This entrepreneur raised $140M for a suicide prevention startup that somehow had no doctors, no offices, and no calls.

At 23, Nancy Lublin took a $5,000 inheritance and launched Dress for Success out of a church basement in Harlem.

Her idea was simple: suit up low-income women for job interviews.

Today, the org operates in nearly 150 cities across 20+ countries and has helped millions of women enter the workforce.

Then, in 2003, Lublin took over DoSomething, an imploding nonprofit with $250K in debt, no office, and one employee.

She turned it around, moved it online, and turned it into one of the world’s largest platforms for youth-led social change, with over 6 million members.

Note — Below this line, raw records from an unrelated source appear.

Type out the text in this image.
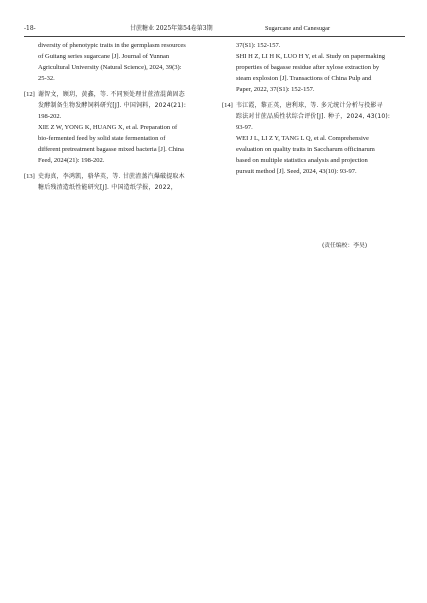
-18-	甘蔗糖业 2025年第54卷第3期	Sugarcane and Canesugar
diversity of phenotypic traits in the germplasm resources
of Guitang series sugarcane [J]. Journal of Yunnan
Agricultural University (Natural Science), 2024, 39(3):
25-32.
[12] 谢智文，顾玥，黄鑫，等. 不同预处理甘蔗渣混菌固态
发酵制备生物发酵饲料研究[J]. 中国饲料，2024(21):
198-202.
XIE Z W, YONG K, HUANG X, et al. Preparation of
bio-fermented feed by solid state fermentation of
different pretreatment bagasse mixed bacteria [J]. China
Feed, 2024(21): 198-202.
[13] 史海真，李鸿凯，骆华英，等. 甘蔗渣蒸汽爆破提取木
糖后残渣造纸性能研究[J]. 中国造纸学报，2022，
37(S1): 152-157.
SHI H Z, LI H K, LUO H Y, et al. Study on papermaking
properties of bagasse residue after xylose extraction by
steam explosion [J]. Transactions of China Pulp and
Paper, 2022, 37(S1): 152-157.
[14] 韦江霞，黎正英，唐利球，等. 多元统计分析与投影寻
踪法对甘蔗品质性状综合评价[J]. 种子，2024, 43(10):
93-97.
WEI J L, LI Z Y, TANG L Q, et al. Comprehensive
evaluation on quality traits in Saccharum officinarum
based on multiple statistics analysis and projection
pursuit method [J]. Seed, 2024, 43(10): 93-97.
(责任编校：李昊)
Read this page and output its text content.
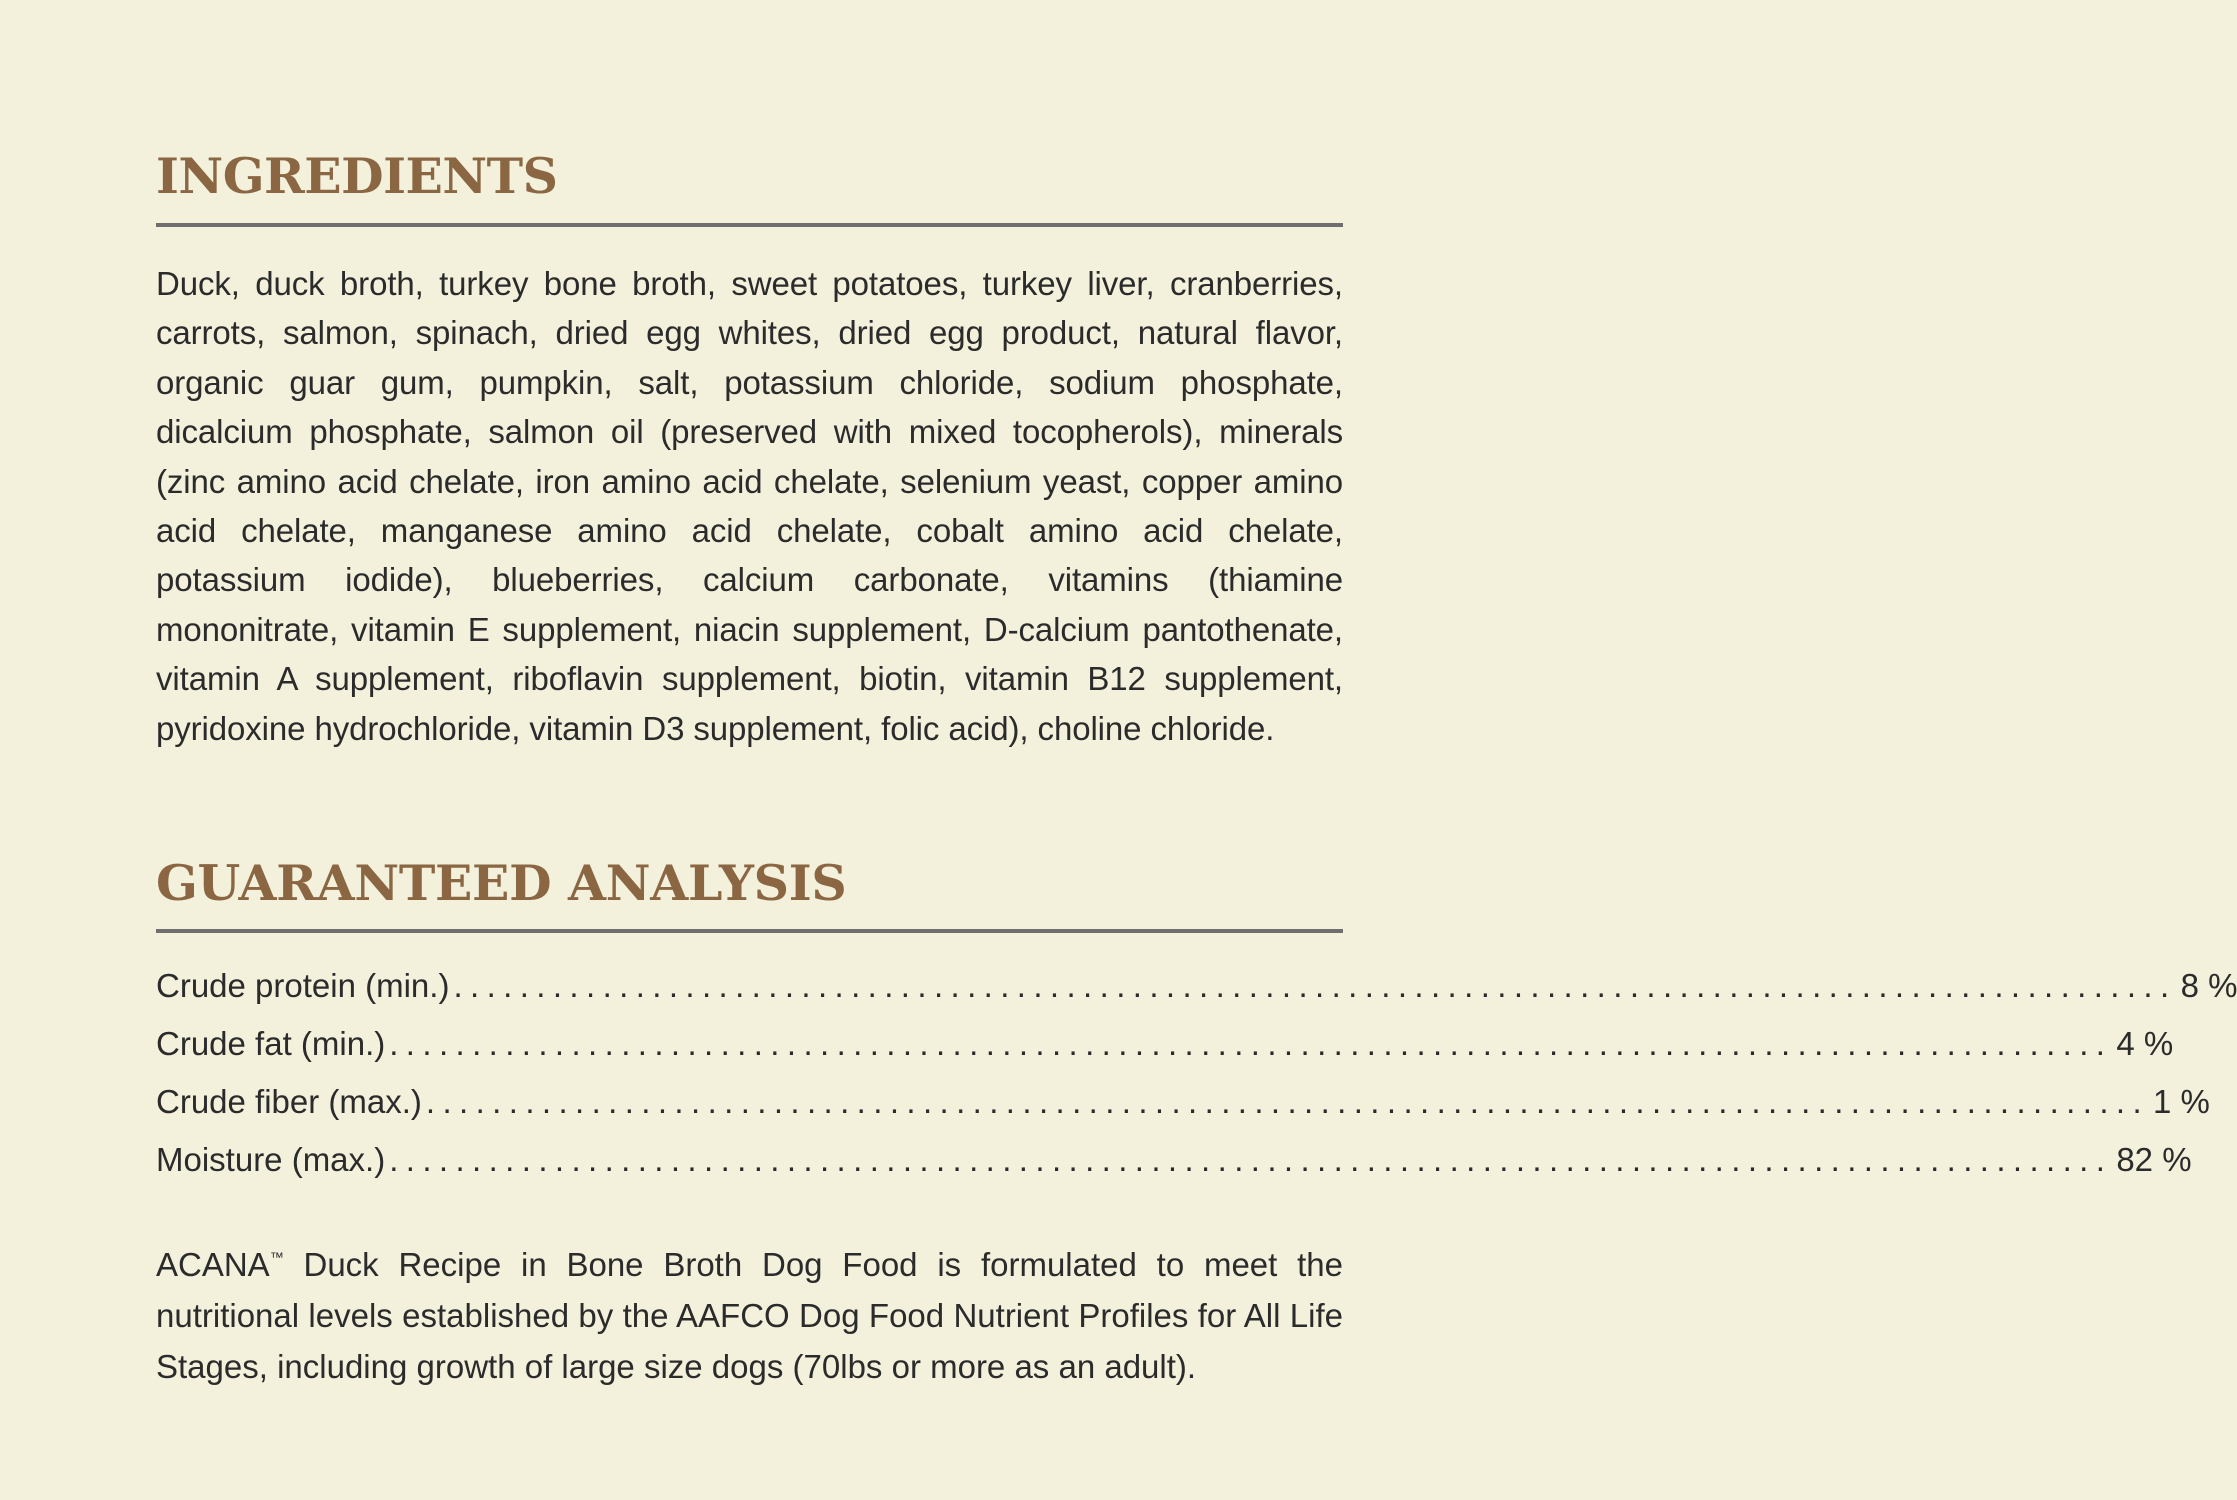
INGREDIENTS

Duck, duck broth, turkey bone broth, sweet potatoes, turkey liver, cranberries, carrots, salmon, spinach, dried egg whites, dried egg product, natural flavor, organic guar gum, pumpkin, salt, potassium chloride, sodium phosphate, dicalcium phosphate, salmon oil (preserved with mixed tocopherols), minerals (zinc amino acid chelate, iron amino acid chelate, selenium yeast, copper amino acid chelate, manganese amino acid chelate, cobalt amino acid chelate, potassium iodide), blueberries, calcium carbonate, vitamins (thiamine mononitrate, vitamin E supplement, niacin supplement, D-calcium pantothenate, vitamin A supplement, riboflavin supplement, biotin, vitamin B12 supplement, pyridoxine hydrochloride, vitamin D3 supplement, folic acid), choline chloride.

GUARANTEED ANALYSIS
Crude protein (min.) ........................................................................................................ 8 %
Crude fat (min.) ........................................................................................................ 4 %
Crude fiber (max.) ........................................................................................................ 1 %
Moisture (max.) ........................................................................................................ 82 %

ACANA™ Duck Recipe in Bone Broth Dog Food is formulated to meet the nutritional levels established by the AAFCO Dog Food Nutrient Profiles for All Life Stages, including growth of large size dogs (70lbs or more as an adult).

Under her leadership, it launched SMS campaigns, celebrity-backed award shows, and viral actions that reached tens of millions.

In 2013, after a disturbing text from a se*ual abuse survivor hit DoSomething’s SMS system, Lublin spun out her third venture: Crisis Text Line.

Free, anonymous, 24/7 mental health support via text.

No talking. No judgment. Just help.

She announced it at TED.

Raised $140M.

Trained over 30,000 volunteer crisis counselors.

Processed 150M+ messages.

And used AI to triage cases by urgency, so texters in acute crisis got help first.

No call centers. No therapists on staff.

Just a gig-style volunteer model with trained civilians operating remotely and anonymized data made public for policymakers and researchers to learn from.

It worked. Until it didn’t.

In 2020, Lublin was ousted after a virtual walkout by Crisis Text Line staffers citing allegations of racism, abuse, and toxic leadership.

Internal emails, tweets, and testimonies painted a picture of founder syndrome run unchecked.

The same boldness that made her a trailblazer had, to many, become the problem.

So she left the org.

But in 2022, she launched Primiga, a seed-stage investment firm funding hope-forward startups.

That same year, her for-profit AI spinout Loris AI (originally launched as a tool to teach empathy to customer service reps) was acquired by ContentSquare.

One of the rare examples of a nonprofit tech spinout to raise venture capital and exit.

Say what you want about Nancy Lublin.

She’s controversial. She’s complicated.

But she’s also one of the most prolific nonprofit builders of the 21st century.